Impacts on feeding are more widely agreed upon, but even there, there is wide disagreement between SLPs, physicians, and otolaryngologists about just how much effect they have and what the appropriate treatment should be. For frenulectomies that may induce complications inherent in any surgery, surgeons are beginning to demand more evidence of a genuine problem before breaking out the scissors.

The official ASHA (American Speech-Language-Hearing Association) position on frenulectomies is that the decision is outside the scope of practice of SLPs and is a medical question that must be left to physicians. But many SLPs are still involved in making those recommendations… and doing so without real guidance from their own standards body.

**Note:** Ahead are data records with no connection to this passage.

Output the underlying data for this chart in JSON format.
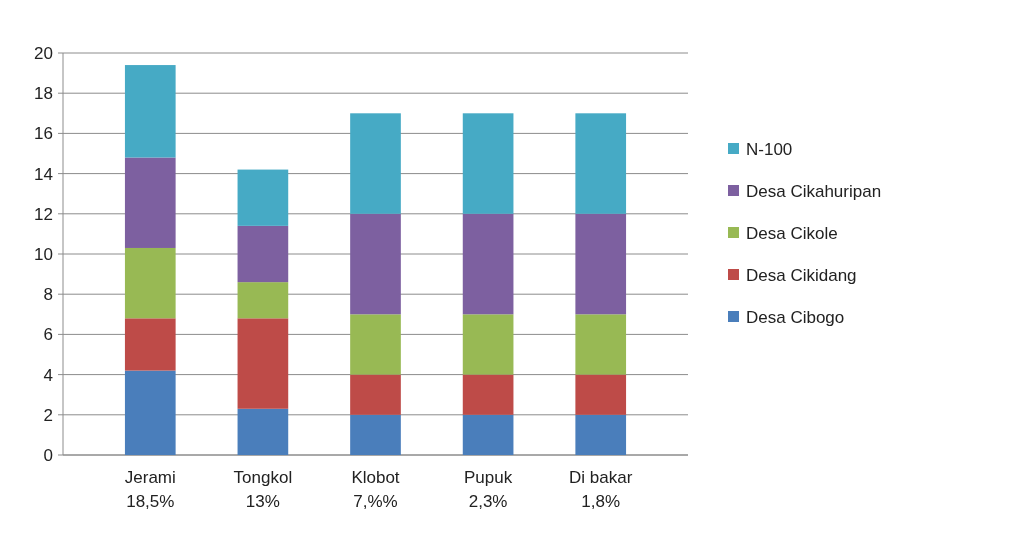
{
  "chart_data": {
    "type": "bar",
    "stacked": true,
    "categories": [
      "Jerami\n18,5%",
      "Tongkol\n13%",
      "Klobot\n7,%%",
      "Pupuk\n2,3%",
      "Di bakar\n1,8%"
    ],
    "series": [
      {
        "name": "Desa Cibogo",
        "color": "#4a7ebb",
        "values": [
          4.2,
          2.3,
          2,
          2,
          2
        ]
      },
      {
        "name": "Desa Cikidang",
        "color": "#be4b48",
        "values": [
          2.6,
          4.5,
          2,
          2,
          2
        ]
      },
      {
        "name": "Desa Cikole",
        "color": "#98b954",
        "values": [
          3.5,
          1.8,
          3,
          3,
          3
        ]
      },
      {
        "name": "Desa Cikahuripan",
        "color": "#7d60a0",
        "values": [
          4.5,
          2.8,
          5,
          5,
          5
        ]
      },
      {
        "name": "N-100",
        "color": "#46aac5",
        "values": [
          4.6,
          2.8,
          5,
          5,
          5
        ]
      }
    ],
    "ylim": [
      0,
      20
    ],
    "yticks": [
      0,
      2,
      4,
      6,
      8,
      10,
      12,
      14,
      16,
      18,
      20
    ],
    "grid": "y",
    "legend": "right"
  }
}
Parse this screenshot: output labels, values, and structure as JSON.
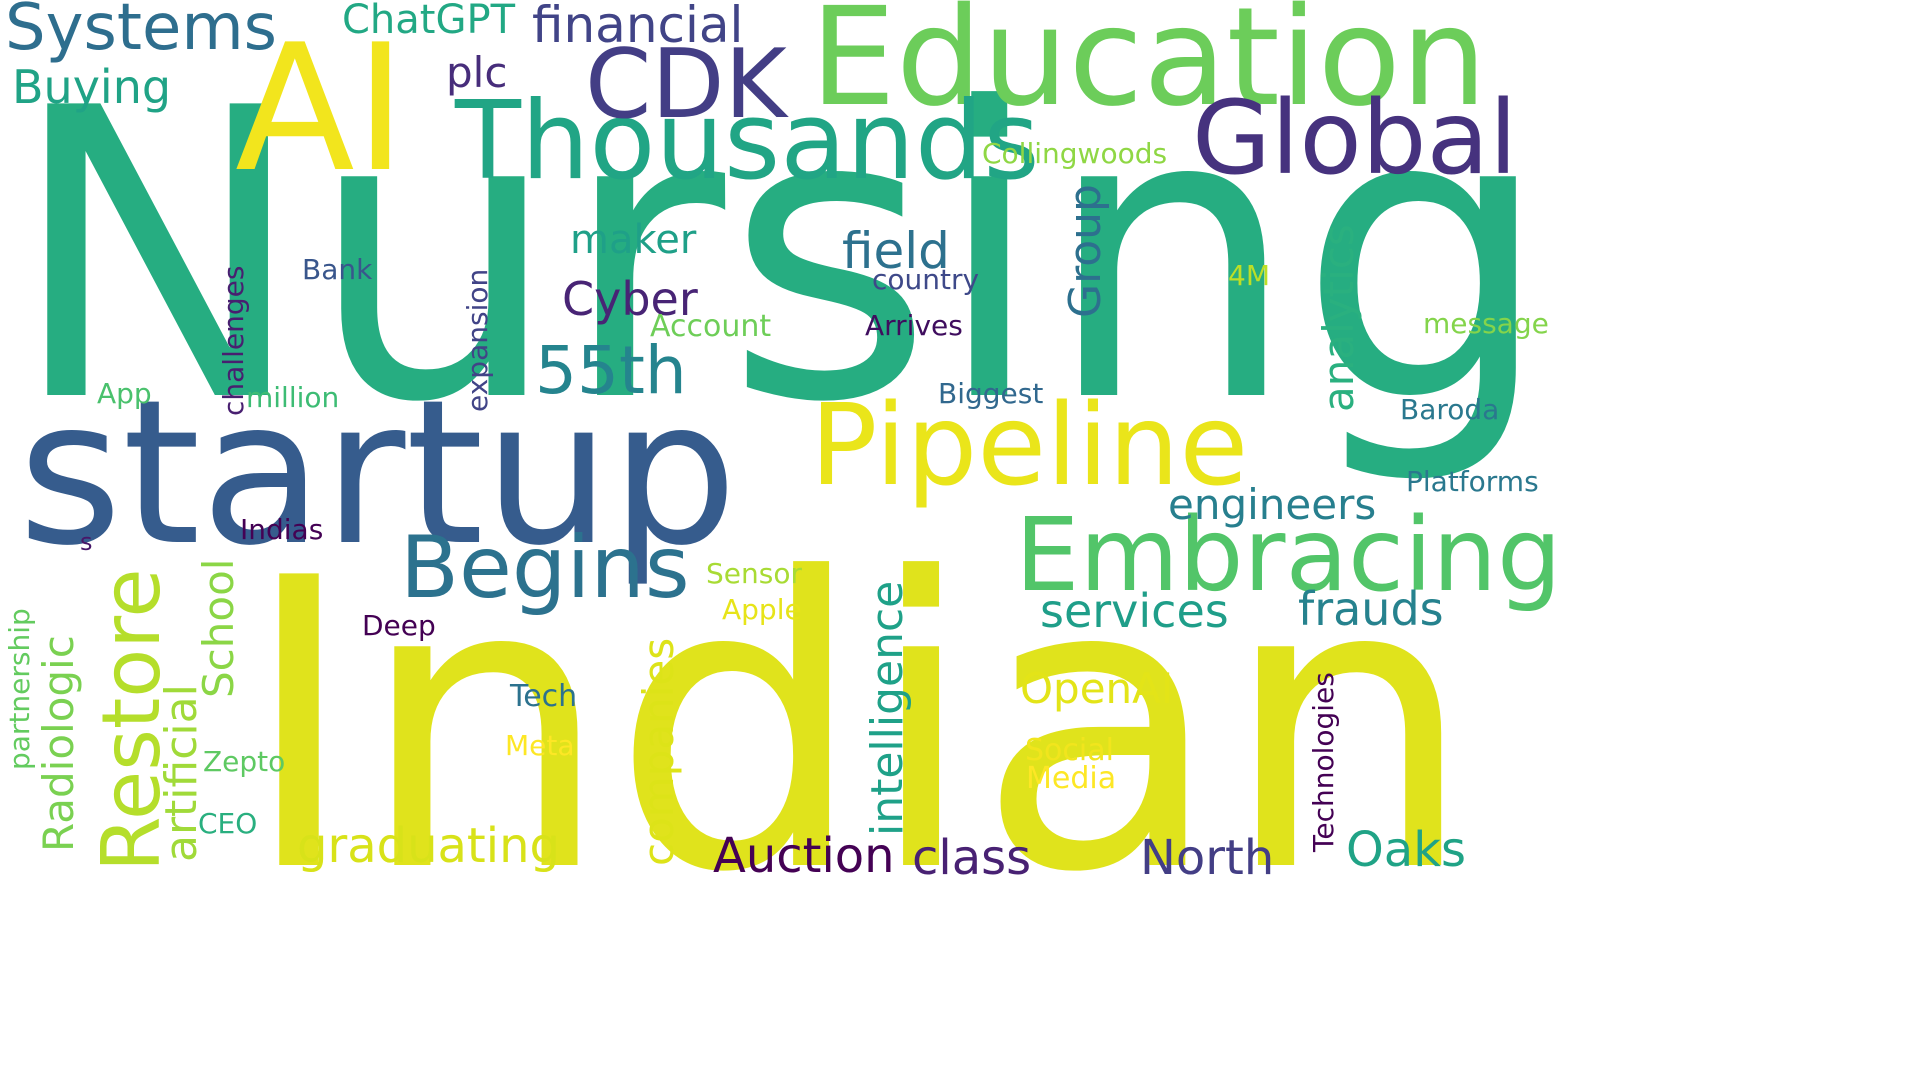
{
  "words": [
    {
      "text": "Nursing",
      "color": "#26ad81",
      "vertical": false
    },
    {
      "text": "Indian",
      "color": "#e0e31c",
      "vertical": false
    },
    {
      "text": "startup",
      "color": "#365c8d",
      "vertical": false
    },
    {
      "text": "Education",
      "color": "#6ccd5a",
      "vertical": false
    },
    {
      "text": "AI",
      "color": "#f2e51d",
      "vertical": false
    },
    {
      "text": "Thousands",
      "color": "#21a585",
      "vertical": false
    },
    {
      "text": "CDK",
      "color": "#433e85",
      "vertical": false
    },
    {
      "text": "Global",
      "color": "#46327e",
      "vertical": false
    },
    {
      "text": "Pipeline",
      "color": "#eae51a",
      "vertical": false
    },
    {
      "text": "Embracing",
      "color": "#52c569",
      "vertical": false
    },
    {
      "text": "Begins",
      "color": "#2c728e",
      "vertical": false
    },
    {
      "text": "Systems",
      "color": "#2e6e8e",
      "vertical": false
    },
    {
      "text": "Restore",
      "color": "#b5de2b",
      "vertical": true
    },
    {
      "text": "55th",
      "color": "#25848e",
      "vertical": false
    },
    {
      "text": "financial",
      "color": "#414487",
      "vertical": false
    },
    {
      "text": "ChatGPT",
      "color": "#22a884",
      "vertical": false
    },
    {
      "text": "plc",
      "color": "#472d7b",
      "vertical": false
    },
    {
      "text": "Buying",
      "color": "#20a386",
      "vertical": false
    },
    {
      "text": "Collingwoods",
      "color": "#8fd744",
      "vertical": false
    },
    {
      "text": "Group",
      "color": "#2d708e",
      "vertical": true
    },
    {
      "text": "analytics",
      "color": "#2ab07f",
      "vertical": true
    },
    {
      "text": "maker",
      "color": "#1fa088",
      "vertical": false
    },
    {
      "text": "field",
      "color": "#2d718e",
      "vertical": false
    },
    {
      "text": "Bank",
      "color": "#39568c",
      "vertical": false
    },
    {
      "text": "country",
      "color": "#3e4989",
      "vertical": false
    },
    {
      "text": "4M",
      "color": "#bddf26",
      "vertical": false
    },
    {
      "text": "Cyber",
      "color": "#482475",
      "vertical": false
    },
    {
      "text": "challenges",
      "color": "#481f70",
      "vertical": true
    },
    {
      "text": "expansion",
      "color": "#414487",
      "vertical": true
    },
    {
      "text": "Account",
      "color": "#6ece58",
      "vertical": false
    },
    {
      "text": "Arrives",
      "color": "#3f0d5e",
      "vertical": false
    },
    {
      "text": "message",
      "color": "#84d44b",
      "vertical": false
    },
    {
      "text": "App",
      "color": "#4ac16d",
      "vertical": false
    },
    {
      "text": "million",
      "color": "#3dbc74",
      "vertical": false
    },
    {
      "text": "Biggest",
      "color": "#31688e",
      "vertical": false
    },
    {
      "text": "Baroda",
      "color": "#2a788e",
      "vertical": false
    },
    {
      "text": "Platforms",
      "color": "#2a788e",
      "vertical": false
    },
    {
      "text": "engineers",
      "color": "#277f8e",
      "vertical": false
    },
    {
      "text": "intelligence",
      "color": "#1fa188",
      "vertical": true
    },
    {
      "text": "Indias",
      "color": "#440154",
      "vertical": false
    },
    {
      "text": "s",
      "color": "#481769",
      "vertical": false
    },
    {
      "text": "partnership",
      "color": "#63cb5f",
      "vertical": true
    },
    {
      "text": "Radiologic",
      "color": "#7ad151",
      "vertical": true
    },
    {
      "text": "artificial",
      "color": "#a0da39",
      "vertical": true
    },
    {
      "text": "School",
      "color": "#8bd646",
      "vertical": true
    },
    {
      "text": "companies",
      "color": "#dde318",
      "vertical": true
    },
    {
      "text": "Sensor",
      "color": "#a8db34",
      "vertical": false
    },
    {
      "text": "Apple",
      "color": "#e7e419",
      "vertical": false
    },
    {
      "text": "services",
      "color": "#1f9e89",
      "vertical": false
    },
    {
      "text": "frauds",
      "color": "#26828e",
      "vertical": false
    },
    {
      "text": "Deep",
      "color": "#440154",
      "vertical": false
    },
    {
      "text": "OpenAI",
      "color": "#e3e418",
      "vertical": false
    },
    {
      "text": "Tech",
      "color": "#2c728e",
      "vertical": false
    },
    {
      "text": "Meta",
      "color": "#fde725",
      "vertical": false
    },
    {
      "text": "Social",
      "color": "#f1e51d",
      "vertical": false
    },
    {
      "text": "Media",
      "color": "#fde725",
      "vertical": false
    },
    {
      "text": "Technologies",
      "color": "#440154",
      "vertical": true
    },
    {
      "text": "Zepto",
      "color": "#5ec962",
      "vertical": false
    },
    {
      "text": "CEO",
      "color": "#29af7f",
      "vertical": false
    },
    {
      "text": "graduating",
      "color": "#d8e219",
      "vertical": false
    },
    {
      "text": "Auction",
      "color": "#440154",
      "vertical": false
    },
    {
      "text": "class",
      "color": "#482173",
      "vertical": false
    },
    {
      "text": "North",
      "color": "#433e85",
      "vertical": false
    },
    {
      "text": "Oaks",
      "color": "#20a386",
      "vertical": false
    }
  ]
}
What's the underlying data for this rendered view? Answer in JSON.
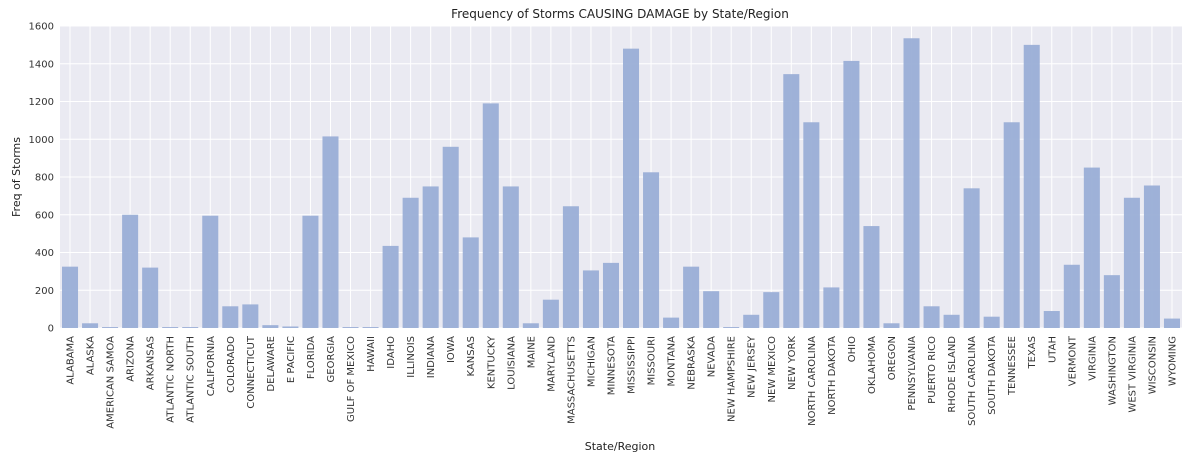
{
  "chart_data": {
    "type": "bar",
    "title": "Frequency of Storms CAUSING DAMAGE by State/Region",
    "xlabel": "State/Region",
    "ylabel": "Freq of Storms",
    "ylim": [
      0,
      1600
    ],
    "yticks": [
      0,
      200,
      400,
      600,
      800,
      1000,
      1200,
      1400,
      1600
    ],
    "grid": true,
    "bar_color": "#9aaed6",
    "background": "#eaeaf2",
    "categories": [
      "ALABAMA",
      "ALASKA",
      "AMERICAN SAMOA",
      "ARIZONA",
      "ARKANSAS",
      "ATLANTIC NORTH",
      "ATLANTIC SOUTH",
      "CALIFORNIA",
      "COLORADO",
      "CONNECTICUT",
      "DELAWARE",
      "E PACIFIC",
      "FLORIDA",
      "GEORGIA",
      "GULF OF MEXICO",
      "HAWAII",
      "IDAHO",
      "ILLINOIS",
      "INDIANA",
      "IOWA",
      "KANSAS",
      "KENTUCKY",
      "LOUISIANA",
      "MAINE",
      "MARYLAND",
      "MASSACHUSETTS",
      "MICHIGAN",
      "MINNESOTA",
      "MISSISSIPPI",
      "MISSOURI",
      "MONTANA",
      "NEBRASKA",
      "NEVADA",
      "NEW HAMPSHIRE",
      "NEW JERSEY",
      "NEW MEXICO",
      "NEW YORK",
      "NORTH CAROLINA",
      "NORTH DAKOTA",
      "OHIO",
      "OKLAHOMA",
      "OREGON",
      "PENNSYLVANIA",
      "PUERTO RICO",
      "RHODE ISLAND",
      "SOUTH CAROLINA",
      "SOUTH DAKOTA",
      "TENNESSEE",
      "TEXAS",
      "UTAH",
      "VERMONT",
      "VIRGINIA",
      "WASHINGTON",
      "WEST VIRGINIA",
      "WISCONSIN",
      "WYOMING"
    ],
    "values": [
      325,
      25,
      5,
      600,
      320,
      5,
      5,
      595,
      115,
      125,
      15,
      8,
      595,
      1015,
      5,
      5,
      435,
      690,
      750,
      960,
      480,
      1190,
      750,
      25,
      150,
      645,
      305,
      345,
      1480,
      825,
      55,
      325,
      195,
      5,
      70,
      190,
      1345,
      1090,
      215,
      1415,
      540,
      25,
      1535,
      115,
      70,
      740,
      60,
      1090,
      1500,
      90,
      335,
      850,
      280,
      690,
      755,
      50
    ]
  }
}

SLPs Provide Non-Surgical Interventions for Tongue Tie and Lip Tie Patients

Extreme cases of ankyloglossia or lip tie may still required treatment, even if a surgical intervention is ruled out. Although speech impediments may not often be related to tongue tie, many other functional limitations are:

  • Orthodontic problems
  • Functional limitations in breastfeeding
  • Swallowing
  • Articulation
  • Limited oral clearance
  • Psychological issues

Unfortunately, SLPs are also on thin ground when it comes to the most effective treatments they can offer to ankyloglossia patients. Few studies have been performed to gain a better understanding of how speech-language therapy affects tongue and lip tie cases, and the ones that have been done are generally thought to be of low quality and not necessarily indicative of clinical effectiveness.

Nonetheless, the social stigma of tongue tie remains one of the most significant impacts on patients, and therapy provided by SLPs can have psychological as well as clinical implications. The studies reporting positive outcomes to speech therapy in tongue tie patients were not comparative in nature and therefore can’t provide a conclusive claim for how effective they may or may not be. Still, there’s no reason to doubt that  both therapists and patients observed and appreciated the improvements that were reported.

As long as a lack of evidence persists in the treatment modalities for tongue and lip tie, speech-language therapists will have to continue to use their own judgment and experience as the primary yardstick for recommending and treating the conditions.